I've never played D&D 3.5 so I can't give any specific examples, but I had a similar problem in my current GURPS campaign, and I think my solution is system agnostic.

Pick enemies that will counter your powergamers.

In my campaign, my powergaming player is a dwarf blacksmith. He has great armor and weapons, and high strength so he does crazy damage. After the first couple encounters in which he shrugged off all attacks and crushed every foe's head with his hammer, I started including enemies he might struggle with. Men-at-arms wielding polearms who could poke him from further away than he could swing his hammer. Archers who would take advantage of his stubby legs and kite him. An assassin who wrestled to get a knife in a gap in his armor. The rest of the party was more mobile, so the archers and pikemen couldn't rely on distance, and they were less encumbered by armor, so they wrestled better. Only the dwarf was countered. And I was careful to not take it too far, now and then he would corner an archer or win a grapple and I was fine with it.

So maybe your party will have to fight other wizards who know a lot of counter spells, so your party has to rely on your fighters to cut them up. Or there will be fast, melee enemies who can close the distance before the wizards blow them up.


Some notes:

Remember to handle duration for buff spells. Alter Self, which is what I assume your 6th level wizards are using to shapechange, has a duration of 10 minutes/lvl. Measured in fights, how long does an hour last in your games? 1 fight? 2? 3?. Measured in exploration how man rooms can a wizard search in 10 minutes?

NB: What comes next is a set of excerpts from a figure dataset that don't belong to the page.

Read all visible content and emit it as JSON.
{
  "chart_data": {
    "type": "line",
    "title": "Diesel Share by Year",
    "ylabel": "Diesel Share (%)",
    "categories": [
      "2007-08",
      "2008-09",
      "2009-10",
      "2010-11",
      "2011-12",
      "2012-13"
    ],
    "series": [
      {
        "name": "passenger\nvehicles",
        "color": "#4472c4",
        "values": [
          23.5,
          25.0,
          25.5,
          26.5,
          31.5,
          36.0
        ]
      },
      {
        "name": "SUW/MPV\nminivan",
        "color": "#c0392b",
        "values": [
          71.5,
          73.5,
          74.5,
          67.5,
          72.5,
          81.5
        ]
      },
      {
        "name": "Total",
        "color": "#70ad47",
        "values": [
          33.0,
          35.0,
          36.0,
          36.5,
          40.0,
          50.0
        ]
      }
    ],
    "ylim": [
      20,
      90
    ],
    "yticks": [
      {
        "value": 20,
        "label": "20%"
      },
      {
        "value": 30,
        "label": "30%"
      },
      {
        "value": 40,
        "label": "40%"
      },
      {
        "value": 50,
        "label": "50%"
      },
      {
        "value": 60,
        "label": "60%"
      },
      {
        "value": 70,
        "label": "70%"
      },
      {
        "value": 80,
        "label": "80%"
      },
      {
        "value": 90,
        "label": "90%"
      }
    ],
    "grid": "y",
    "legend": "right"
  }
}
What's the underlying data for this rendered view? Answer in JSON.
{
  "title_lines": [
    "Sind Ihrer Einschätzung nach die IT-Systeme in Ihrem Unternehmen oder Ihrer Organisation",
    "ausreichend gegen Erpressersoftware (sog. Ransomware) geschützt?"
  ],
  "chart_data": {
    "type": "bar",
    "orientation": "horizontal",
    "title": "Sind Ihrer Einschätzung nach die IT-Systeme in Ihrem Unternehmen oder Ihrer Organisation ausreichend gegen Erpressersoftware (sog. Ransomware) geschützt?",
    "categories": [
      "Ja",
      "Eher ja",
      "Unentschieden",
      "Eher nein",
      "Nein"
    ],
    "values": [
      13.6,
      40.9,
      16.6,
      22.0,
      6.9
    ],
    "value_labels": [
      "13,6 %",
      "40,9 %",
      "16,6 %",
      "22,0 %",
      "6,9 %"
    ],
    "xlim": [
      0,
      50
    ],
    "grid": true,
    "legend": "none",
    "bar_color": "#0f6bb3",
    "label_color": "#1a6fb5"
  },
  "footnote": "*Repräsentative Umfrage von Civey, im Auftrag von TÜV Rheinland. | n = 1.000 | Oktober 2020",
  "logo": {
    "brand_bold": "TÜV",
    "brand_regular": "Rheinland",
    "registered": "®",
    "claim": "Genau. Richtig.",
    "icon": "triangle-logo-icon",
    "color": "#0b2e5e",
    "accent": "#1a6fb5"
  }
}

How many corridors can they get trough? If they move slower what happens?

Some spells in dnd are fundamentally broken. Alter Self isn't one of these but some of the more esoteric sub options for it can be. Here's a pretty decent guide for wizards that includes options that might be to powerful:https://forums.giantitp.com/showthread.php?104002-3-5e-The-Logic-Ninja-s-Guide-to-Wizards-Being-Batman

Consider joining a dnd 3.5 game, and play as a wizard. An excellent way to get the hang of a class is to play it yourself. Then you can learn how other gms handle it. If there's no offline games there are lfg reddits and rpg internet forums where you can find online games.

Consider constricting the amounts of resources they can get. Example, don't let wizards decide what scrolls they can get, randomize them, even if they're shopping. Also downtime. Don't remove it entirely but maybe instead of a month they get a week. Instead of finding mint condition 50 charged wands at a wide selection the magic shop have a random assortment of wands, each with 1d20 charges in them.

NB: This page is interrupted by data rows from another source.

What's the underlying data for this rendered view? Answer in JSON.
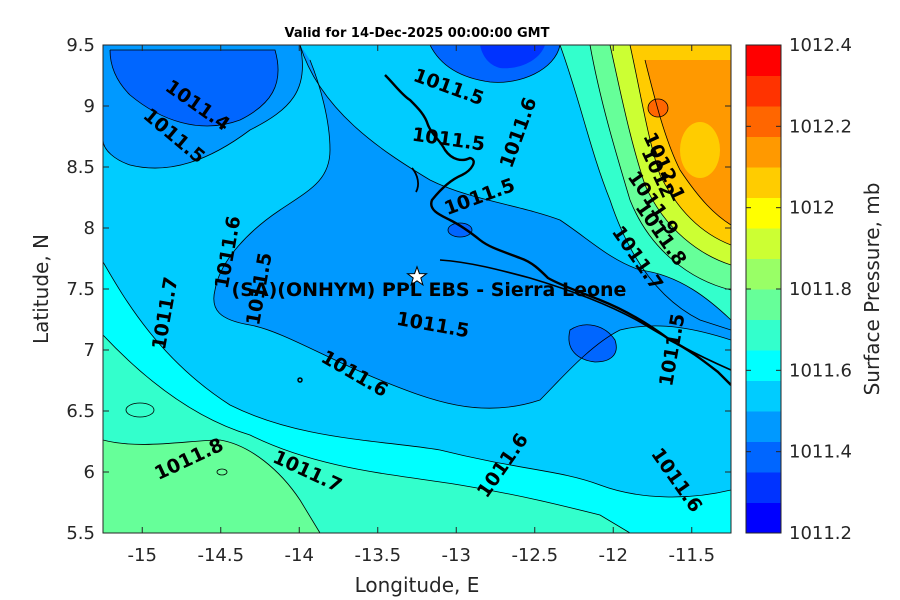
{
  "chart_data": {
    "type": "contour",
    "title": "Valid for 14-Dec-2025 00:00:00 GMT",
    "xlabel": "Longitude, E",
    "ylabel": "Latitude, N",
    "xlim": [
      -15.25,
      -11.25
    ],
    "ylim": [
      5.5,
      9.5
    ],
    "xticks": [
      -15,
      -14.5,
      -14,
      -13.5,
      -13,
      -12.5,
      -12,
      -11.5
    ],
    "xtick_labels": [
      "-15",
      "-14.5",
      "-14",
      "-13.5",
      "-13",
      "-12.5",
      "-12",
      "-11.5"
    ],
    "yticks": [
      5.5,
      6,
      6.5,
      7,
      7.5,
      8,
      8.5,
      9,
      9.5
    ],
    "ytick_labels": [
      "5.5",
      "6",
      "6.5",
      "7",
      "7.5",
      "8",
      "8.5",
      "9",
      "9.5"
    ],
    "colorbar": {
      "label": "Surface Pressure, mb",
      "min": 1011.2,
      "max": 1012.4,
      "step": 0.05,
      "tick_values": [
        1011.2,
        1011.4,
        1011.6,
        1011.8,
        1012,
        1012.2,
        1012.4
      ],
      "tick_labels": [
        "1011.2",
        "1011.4",
        "1011.6",
        "1011.8",
        "1012",
        "1012.2",
        "1012.4"
      ],
      "colors": [
        "#0000ff",
        "#0033ff",
        "#0066ff",
        "#0099ff",
        "#00ccff",
        "#00ffff",
        "#33ffcc",
        "#66ff99",
        "#99ff66",
        "#ccff33",
        "#ffff00",
        "#ffcc00",
        "#ff9900",
        "#ff6600",
        "#ff3300",
        "#ff0000"
      ]
    },
    "contour_labels": [
      {
        "text": "1011.5",
        "lon": -13.05,
        "lat": 9.15
      },
      {
        "text": "1011.4",
        "lon": -14.65,
        "lat": 9.0
      },
      {
        "text": "1011.5",
        "lon": -14.8,
        "lat": 8.75
      },
      {
        "text": "1011.5",
        "lon": -13.05,
        "lat": 8.72
      },
      {
        "text": "1011.6",
        "lon": -12.6,
        "lat": 8.78
      },
      {
        "text": "1011.5",
        "lon": -12.85,
        "lat": 8.25
      },
      {
        "text": "1011.6",
        "lon": -14.45,
        "lat": 7.8
      },
      {
        "text": "1011.5",
        "lon": -14.25,
        "lat": 7.5
      },
      {
        "text": "1011.7",
        "lon": -14.85,
        "lat": 7.3
      },
      {
        "text": "1011.5",
        "lon": -13.15,
        "lat": 7.2
      },
      {
        "text": "1011.6",
        "lon": -13.65,
        "lat": 6.8
      },
      {
        "text": "1011.7",
        "lon": -13.95,
        "lat": 6.0
      },
      {
        "text": "1011.8",
        "lon": -14.7,
        "lat": 6.1
      },
      {
        "text": "1011.6",
        "lon": -12.7,
        "lat": 6.05
      },
      {
        "text": "1011.6",
        "lon": -11.6,
        "lat": 5.93
      },
      {
        "text": "1011.5",
        "lon": -11.62,
        "lat": 7.0
      },
      {
        "text": "1011.7",
        "lon": -11.85,
        "lat": 7.75
      },
      {
        "text": "1011.8",
        "lon": -11.7,
        "lat": 7.95
      },
      {
        "text": "1011.9",
        "lon": -11.75,
        "lat": 8.2
      },
      {
        "text": "1012",
        "lon": -11.72,
        "lat": 8.45
      },
      {
        "text": "1012.1",
        "lon": -11.68,
        "lat": 8.5
      }
    ],
    "site": {
      "name": "(SA)(ONHYM) PPL EBS  - Sierra Leone",
      "lon": -13.25,
      "lat": 7.6
    }
  }
}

You might have to put the foot down to some of the more excessive optimizing. Ultimately you still want to be pretty free with what you allow but if people take advantage of that to much it's ok to rein it in a bit.

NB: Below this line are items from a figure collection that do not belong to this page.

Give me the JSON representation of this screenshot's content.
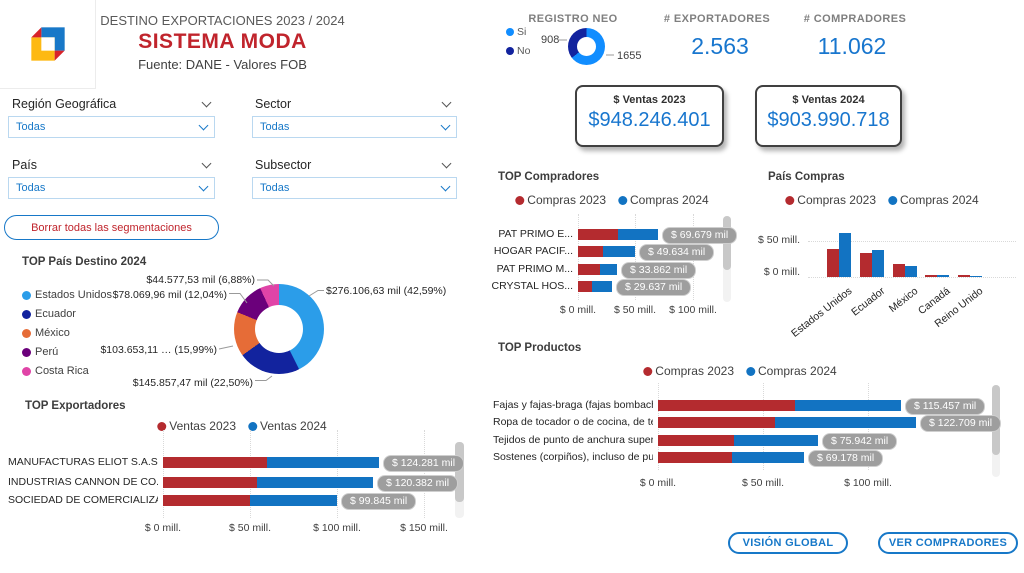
{
  "header": {
    "title": "DESTINO EXPORTACIONES 2023 / 2024",
    "brand": "SISTEMA MODA",
    "source": "Fuente: DANE - Valores FOB"
  },
  "filters": {
    "region": {
      "label": "Región Geográfica",
      "value": "Todas"
    },
    "sector": {
      "label": "Sector",
      "value": "Todas"
    },
    "pais": {
      "label": "País",
      "value": "Todas"
    },
    "subsector": {
      "label": "Subsector",
      "value": "Todas"
    },
    "clear_button": "Borrar todas las segmentaciones"
  },
  "kpis": {
    "num_exportadores": {
      "title": "# EXPORTADORES",
      "value": "2.563"
    },
    "num_compradores": {
      "title": "# COMPRADORES",
      "value": "11.062"
    },
    "ventas_2023": {
      "title": "$ Ventas 2023",
      "value": "$948.246.401"
    },
    "ventas_2024": {
      "title": "$ Ventas 2024",
      "value": "$903.990.718"
    }
  },
  "footer_buttons": {
    "vision_global": "VISIÓN GLOBAL",
    "ver_compradores": "VER COMPRADORES"
  },
  "colors": {
    "accent_blue": "#1778C8",
    "brand_red": "#C0242C",
    "value_blue": "#1876CE",
    "bar_red": "#B42B2F",
    "bar_blue": "#1273C2",
    "label_pill_gray": "#9E9E9E"
  },
  "chart_data": [
    {
      "id": "top_pais_destino",
      "type": "pie",
      "title": "TOP País Destino 2024",
      "legend": [
        "Estados Unidos",
        "Ecuador",
        "México",
        "Perú",
        "Costa Rica"
      ],
      "values_mil": [
        276106.63,
        145857.47,
        103653.11,
        78069.96,
        44577.53
      ],
      "percents": [
        42.59,
        22.5,
        15.99,
        12.04,
        6.88
      ],
      "colors": [
        "#2B9DE9",
        "#12239E",
        "#E66C37",
        "#6B007B",
        "#E044A7"
      ],
      "callouts": [
        "$276.106,63 mil (42,59%)",
        "$145.857,47 mil (22,50%)",
        "$103.653,11 … (15,99%)",
        "$78.069,96 mil (12,04%)",
        "$44.577,53 mil (6,88%)"
      ]
    },
    {
      "id": "registro_neo",
      "type": "pie",
      "title": "REGISTRO NEO",
      "legend": [
        "Si",
        "No"
      ],
      "values": [
        1655,
        908
      ],
      "colors": [
        "#118DFF",
        "#12239E"
      ],
      "left_label": "908",
      "right_label": "1655"
    },
    {
      "id": "top_exportadores",
      "type": "bar",
      "title": "TOP Exportadores",
      "series": [
        "Ventas 2023",
        "Ventas 2024"
      ],
      "series_colors": [
        "#B42B2F",
        "#1273C2"
      ],
      "categories": [
        "MANUFACTURAS ELIOT S.A.S.",
        "INDUSTRIAS CANNON DE CO...",
        "SOCIEDAD DE COMERCIALIZA..."
      ],
      "values_2023_mill": [
        60,
        54,
        50
      ],
      "values_2024_mill": [
        64.3,
        66.4,
        49.8
      ],
      "totals_label": [
        "$ 124.281 mil",
        "$ 120.382 mil",
        "$ 99.845 mil"
      ],
      "x_ticks": [
        "$ 0 mill.",
        "$ 50 mill.",
        "$ 100 mill.",
        "$ 150 mill."
      ],
      "xlim": [
        0,
        150
      ]
    },
    {
      "id": "top_compradores",
      "type": "bar",
      "title": "TOP Compradores",
      "series": [
        "Compras 2023",
        "Compras 2024"
      ],
      "series_colors": [
        "#B42B2F",
        "#1273C2"
      ],
      "categories": [
        "PAT PRIMO E...",
        "HOGAR PACIF...",
        "PAT PRIMO M...",
        "CRYSTAL HOS..."
      ],
      "values_2023_mill": [
        35,
        22,
        19,
        12
      ],
      "values_2024_mill": [
        34.7,
        27.6,
        14.9,
        17.6
      ],
      "totals_label": [
        "$ 69.679 mil",
        "$ 49.634 mil",
        "$ 33.862 mil",
        "$ 29.637 mil"
      ],
      "x_ticks": [
        "$ 0 mill.",
        "$ 50 mill.",
        "$ 100 mill."
      ],
      "xlim": [
        0,
        100
      ]
    },
    {
      "id": "pais_compras",
      "type": "bar",
      "title": "País Compras",
      "series": [
        "Compras 2023",
        "Compras 2024"
      ],
      "series_colors": [
        "#B42B2F",
        "#1273C2"
      ],
      "categories": [
        "Estados Unidos",
        "Ecuador",
        "México",
        "Canadá",
        "Reino Unido"
      ],
      "values_2023_mill": [
        39,
        33,
        18,
        1.5,
        1.5
      ],
      "values_2024_mill": [
        60,
        37,
        15,
        2.5,
        0.5
      ],
      "y_ticks": [
        "$ 0 mill.",
        "$ 50 mill."
      ],
      "ylim": [
        0,
        65
      ]
    },
    {
      "id": "top_productos",
      "type": "bar",
      "title": "TOP Productos",
      "series": [
        "Compras 2023",
        "Compras 2024"
      ],
      "series_colors": [
        "#B42B2F",
        "#1273C2"
      ],
      "categories": [
        "Fajas y fajas-braga (fajas bombacha...",
        "Ropa de tocador o de cocina, de te...",
        "Tejidos de punto de anchura superi...",
        "Sostenes (corpiños), incluso de pun..."
      ],
      "values_2023_mill": [
        65,
        55.5,
        36,
        35
      ],
      "values_2024_mill": [
        50.5,
        67.2,
        39.9,
        34.2
      ],
      "totals_label": [
        "$ 115.457 mil",
        "$ 122.709 mil",
        "$ 75.942 mil",
        "$ 69.178 mil"
      ],
      "x_ticks": [
        "$ 0 mill.",
        "$ 50 mill.",
        "$ 100 mill."
      ],
      "xlim": [
        0,
        100
      ]
    }
  ]
}
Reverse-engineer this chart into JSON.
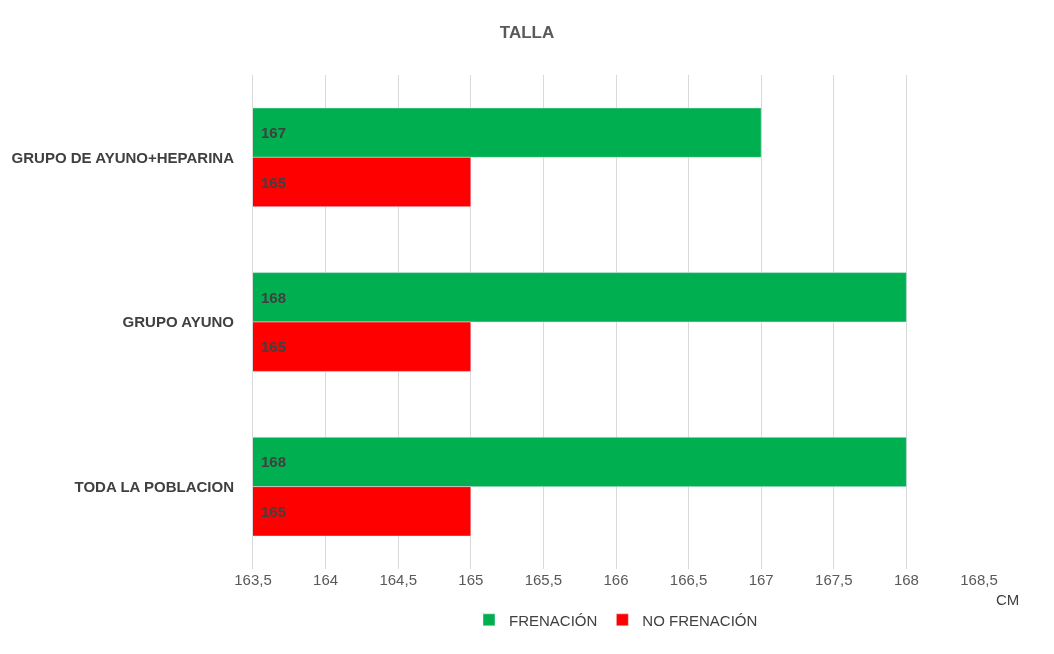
{
  "chart_data": {
    "type": "bar",
    "orientation": "horizontal",
    "title": "TALLA",
    "xlabel": "CM",
    "categories": [
      "GRUPO DE AYUNO+HEPARINA",
      "GRUPO AYUNO",
      "TODA LA POBLACION"
    ],
    "series": [
      {
        "name": "FRENACIÓN",
        "color": "#00b050",
        "values": [
          167,
          168,
          168
        ]
      },
      {
        "name": "NO FRENACIÓN",
        "color": "#ff0000",
        "values": [
          165,
          165,
          165
        ]
      }
    ],
    "xlim": [
      163.5,
      168.5
    ],
    "xticks": [
      {
        "value": 163.5,
        "label": "163,5"
      },
      164,
      {
        "value": 164.5,
        "label": "164,5"
      },
      165,
      {
        "value": 165.5,
        "label": "165,5"
      },
      166,
      {
        "value": 166.5,
        "label": "166,5"
      },
      167,
      {
        "value": 167.5,
        "label": "167,5"
      },
      168,
      {
        "value": 168.5,
        "label": "168,5"
      }
    ],
    "data_labels": true,
    "grid": "x",
    "legend": "bottom"
  }
}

With all of the above the wizard is still likely to be a powerhouse, but maybe a little more managable. Note though that pure fighters in 3.5 aren't very good so consider introducing your more martial classes to alternatives. Rangers, warblades, marshals, etcetera.


Instead of building an encounter with monsters sharing a single Challenge Rating, create two sets of foes: high CR monsters which will focus on attacking the Wizards and low CR foes that will swarm the Fighter. In effect, the encounter will be split into two battles between combatants of matched abilities.

Yes, the Wizards could easily clean up the weaker monsters with powerful direct damage spells, but this will mean using up spells better spent attacking the more dangerous boss monsters.

As DM you may have to tweak the encounter on the fly to make sure it is challenging and fun but not too challenging. For example, start the encounter with a handful of low CR minions that will attack the Fighter. If he quickly defeats them then simply feed more minions into the encounter to keep him busy.